Johannes: True maybe for telcos. But not for the rest of the world.
John Panzer: Google has its stuff. Whenever you're figuring out what to deploy... there is a make or use choice: make it yourself or use what others have made already (open source). For using other guys' stuff, Well, OpenID has all these versions...
Hank: One good trend is OIX. Frameworks are attempting to be built, and this is a good thing. From a biz perspective, OIX is one of the better things that has come down the pike and is at least a step in the right direction. Huge step.
Johannes: Somebody has to say "we'll take this one, and let the others go... would be nice if OpenID or OIX had a narrower spec. It now has to please many factions, killing adoption.
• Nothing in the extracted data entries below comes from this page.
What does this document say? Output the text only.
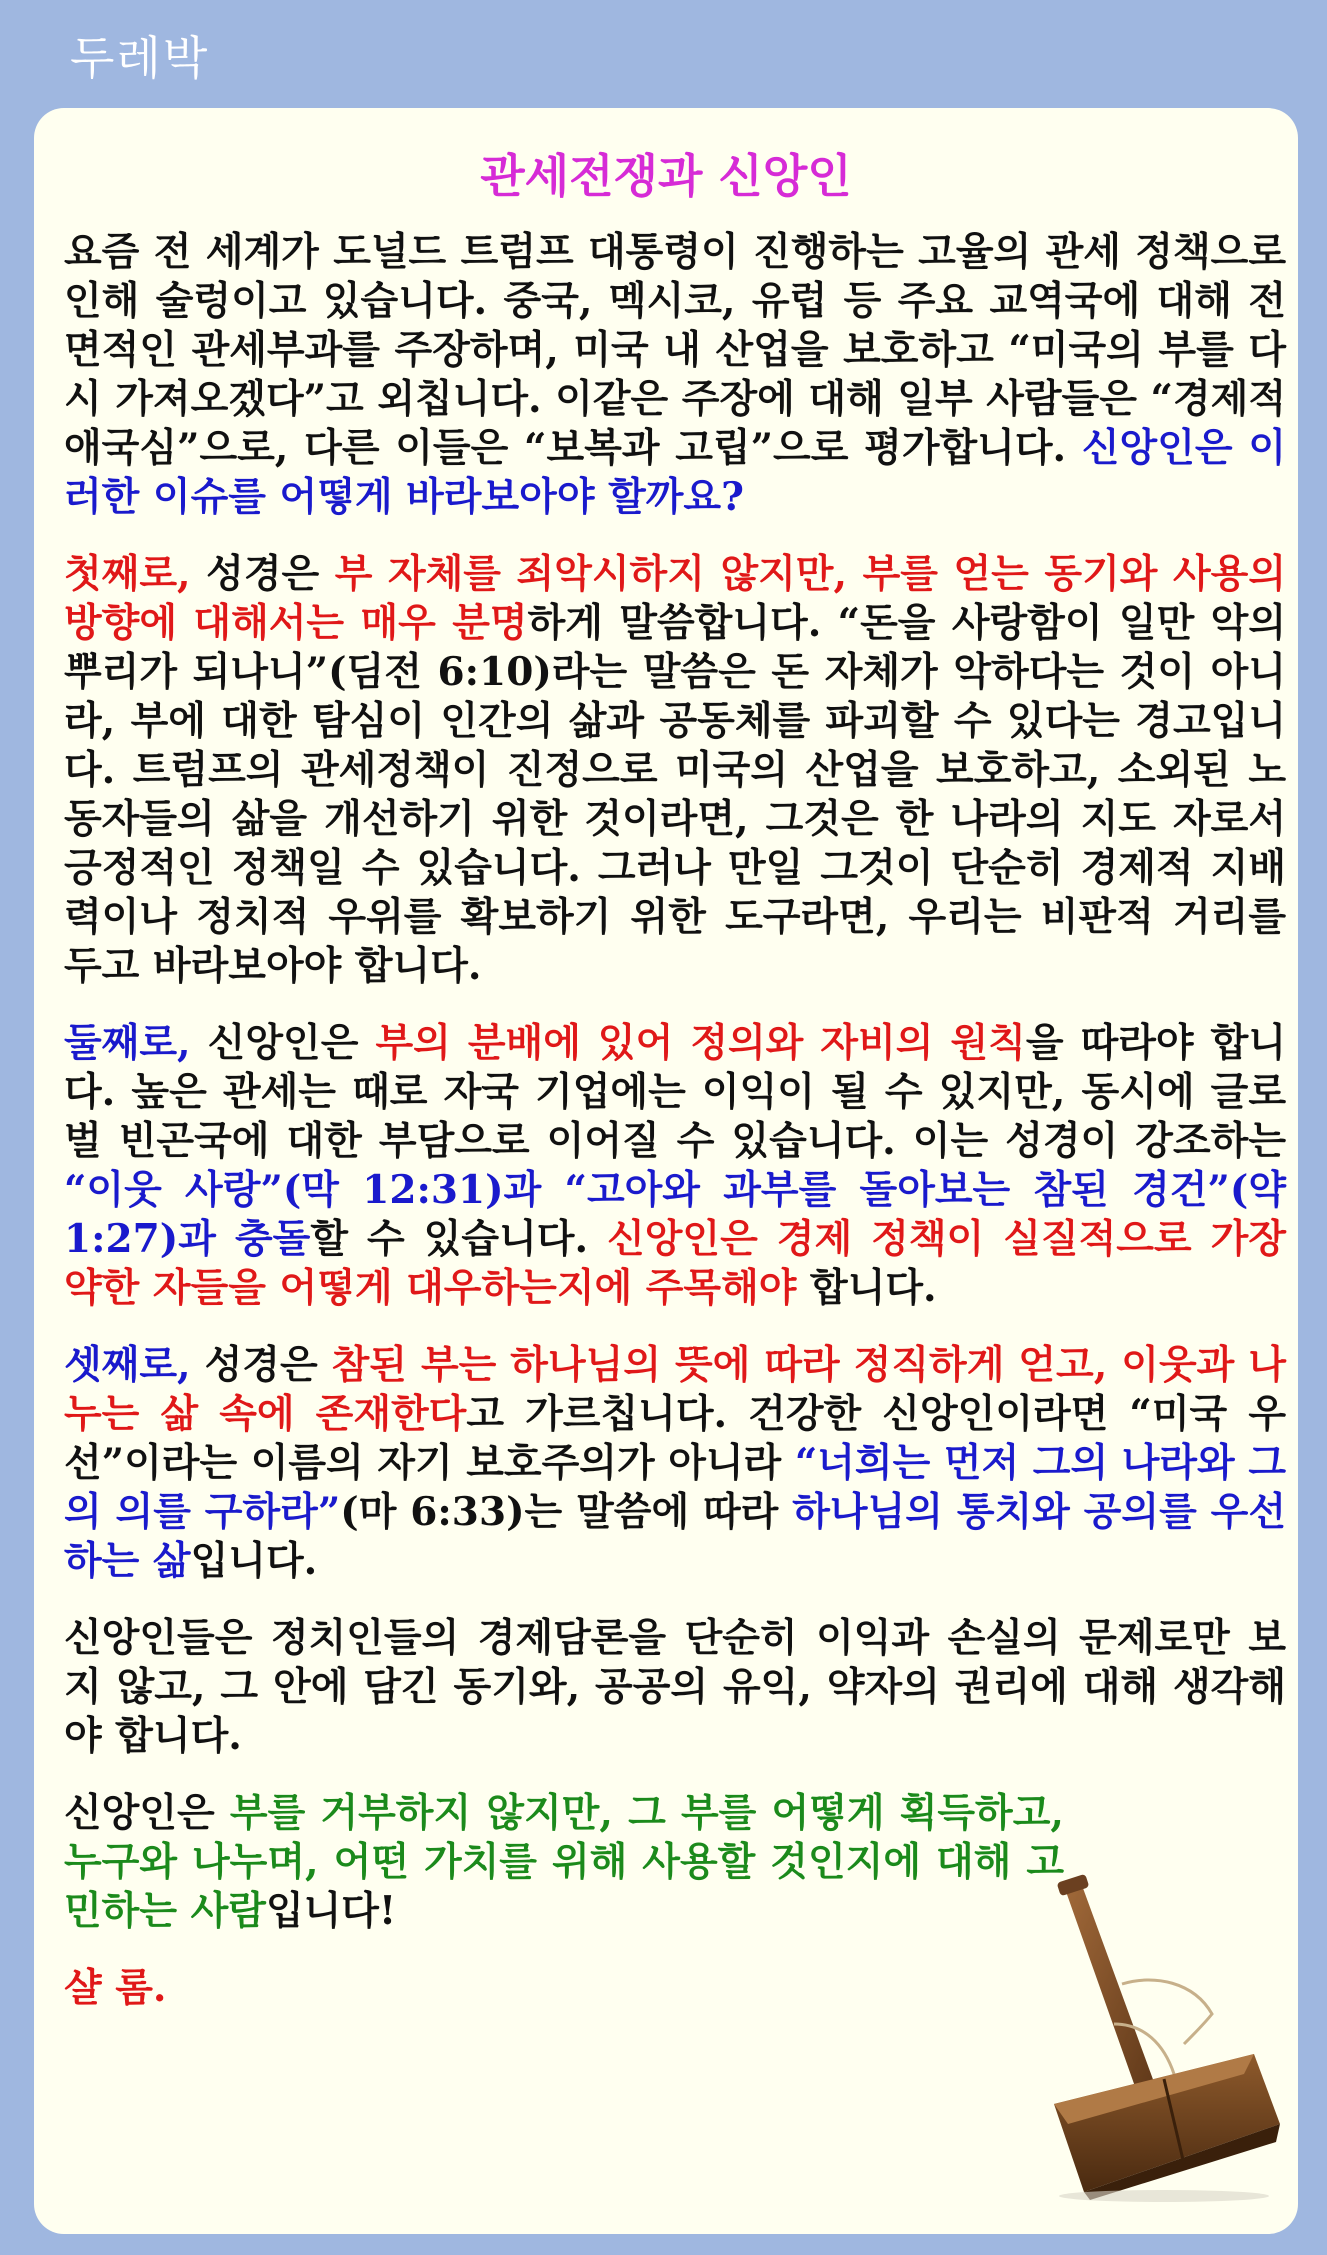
두레박
관세전쟁과 신앙인

요즘 전 세계가 도널드 트럼프 대통령이 진행하는 고율의 관세 정책으로 인해 술렁이고 있습니다. 중국, 멕시코, 유럽 등 주요 교역국에 대해 전면적인 관세부과를 주장하며, 미국 내 산업을 보호하고 “미국의 부를 다시 가져오겠다”고 외칩니다. 이같은 주장에 대해 일부 사람들은 “경제적 애국심”으로, 다른 이들은 “보복과 고립”으로 평가합니다. 신앙인은 이러한 이슈를 어떻게 바라보아야 할까요?

첫째로, 성경은 부 자체를 죄악시하지 않지만, 부를 얻는 동기와 사용의 방향에 대해서는 매우 분명하게 말씀합니다. “돈을 사랑함이 일만 악의 뿌리가 되나니”(딤전 6:10)라는 말씀은 돈 자체가 악하다는 것이 아니라, 부에 대한 탐심이 인간의 삶과 공동체를 파괴할 수 있다는 경고입니다. 트럼프의 관세정책이 진정으로 미국의 산업을 보호하고, 소외된 노동자들의 삶을 개선하기 위한 것이라면, 그것은 한 나라의 지도 자로서 긍정적인 정책일 수 있습니다. 그러나 만일 그것이 단순히 경제적 지배력이나 정치적 우위를 확보하기 위한 도구라면, 우리는 비판적 거리를 두고 바라보아야 합니다.

둘째로, 신앙인은 부의 분배에 있어 정의와 자비의 원칙을 따라야 합니다. 높은 관세는 때로 자국 기업에는 이익이 될 수 있지만, 동시에 글로벌 빈곤국에 대한 부담으로 이어질 수 있습니다. 이는 성경이 강조하는 “이웃 사랑”(막 12:31)과 “고아와 과부를 돌아보는 참된 경건”(약 1:27)과 충돌할 수 있습니다. 신앙인은 경제 정책이 실질적으로 가장 약한 자들을 어떻게 대우하는지에 주목해야 합니다.

셋째로, 성경은 참된 부는 하나님의 뜻에 따라 정직하게 얻고, 이웃과 나누는 삶 속에 존재한다고 가르칩니다. 건강한 신앙인이라면 “미국 우선”이라는 이름의 자기 보호주의가 아니라 “너희는 먼저 그의 나라와 그의 의를 구하라”(마 6:33)는 말씀에 따라 하나님의 통치와 공의를 우선하는 삶입니다.

신앙인들은 정치인들의 경제담론을 단순히 이익과 손실의 문제로만 보지 않고, 그 안에 담긴 동기와, 공공의 유익, 약자의 권리에 대해 생각해야 합니다.

신앙인은 부를 거부하지 않지만, 그 부를 어떻게 획득하고, 누구와 나누며, 어떤 가치를 위해 사용할 것인지에 대해 고민하는 사람입니다!

샬 롬.
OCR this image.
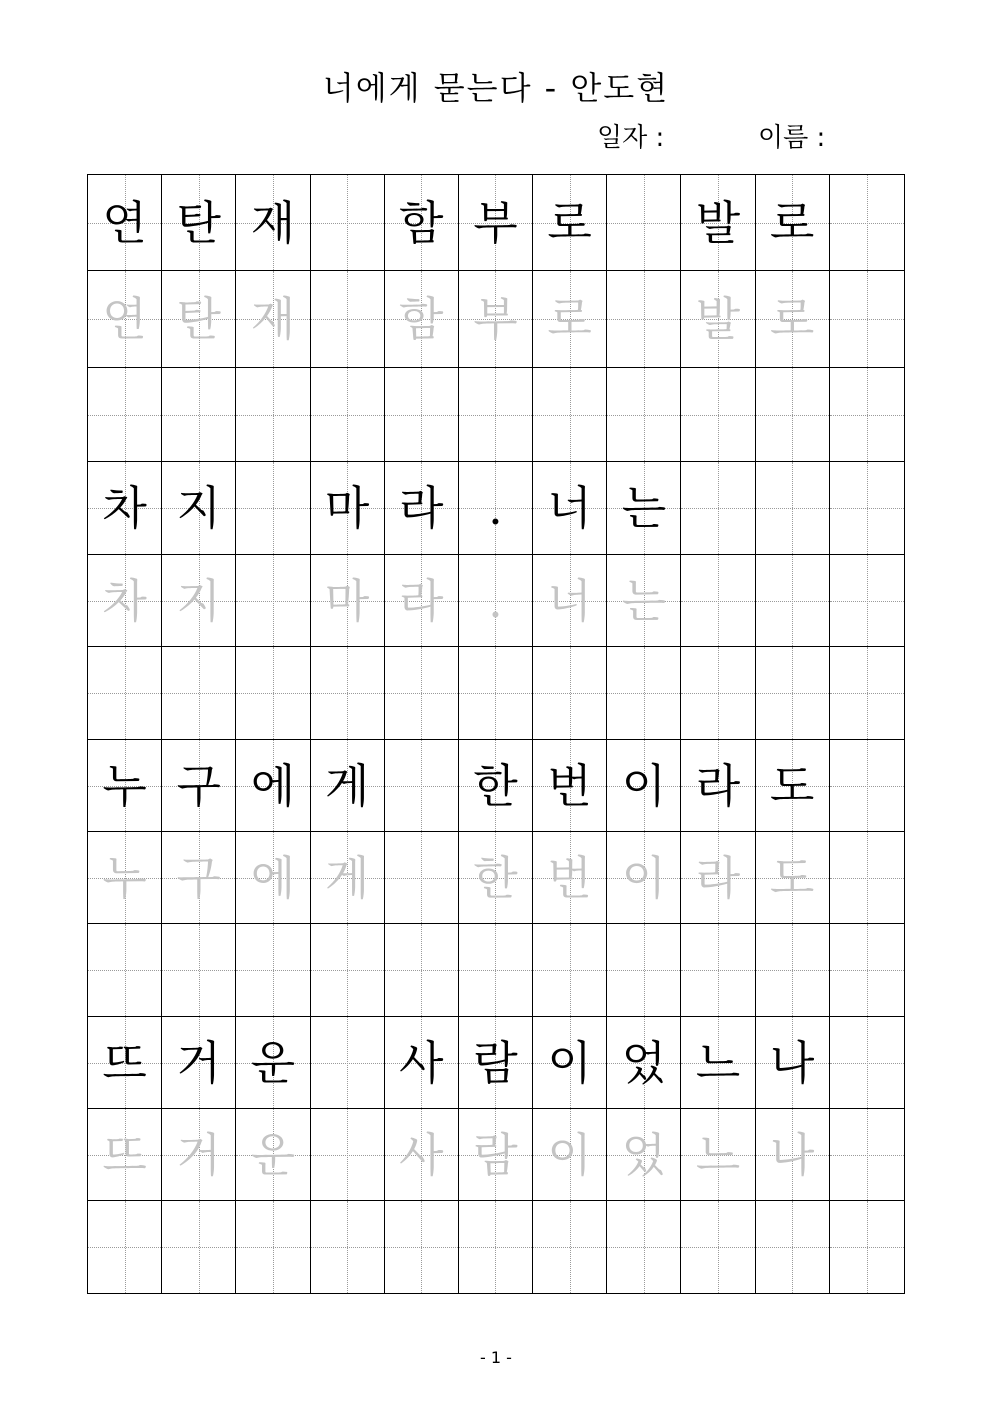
너에게 묻는다 - 안도현
일자 :	이름 :
연 탄 재 함 부 로 발 로
연 탄 재 함 부 로 발 로
차 지 마 라 . 너 는
차 지 마 라 . 너 는
누 구 에 게 한 번 이 라 도
누 구 에 게 한 번 이 라 도
뜨 거 운 사 람 이 었 느 나
뜨 거 운 사 람 이 었 느 나
- 1 -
Andy: Toolkit and use cases.
John: consider the users who put their Facebook login in the URL bar or the Google search bar. That's what we're dealing with.
Johannes: Want to start with blog comments. Or health care. Need a decentralized org or tech focusing on a single market Or people. Neither have happened.
Andy: That's what I'm doing. ooTao tried to solve problema that didn't exist. Now in industry. After 1.5 years at OCLC I can see the use cases. If you have a business where value is flowing, they'll pay for something.
Johannes: Kim Cameron liked common ceremonies. I now don't know what to evangeliae any more. Maybe the best avenue now is for facebook to take over the Net in general for personalized experiences until the rest of us get it together.
We were trying to standardize, but all this wild development makes it harder, not easier. Easiest adoption is using the big evil company's SSO.
The UI should be invisible.
From the consultant's perspective, it's "Implement Facebook and get it over with."
(somebody) Can't find one open solution. Facebook looks attractive.
Hank: If all I have is one login screen, and I can't do it, where are we?
John P: We need implementations that are simple to make happen. The user experience has to not suck.
Jaap: If I only have to produce an iPhone and click on this. T-Systems.
?: You'll have to rely on some big company.
Omidyar is using simple SSO for paypal. His new take on journalism news site. Hawaii Civil Beat. $20/month.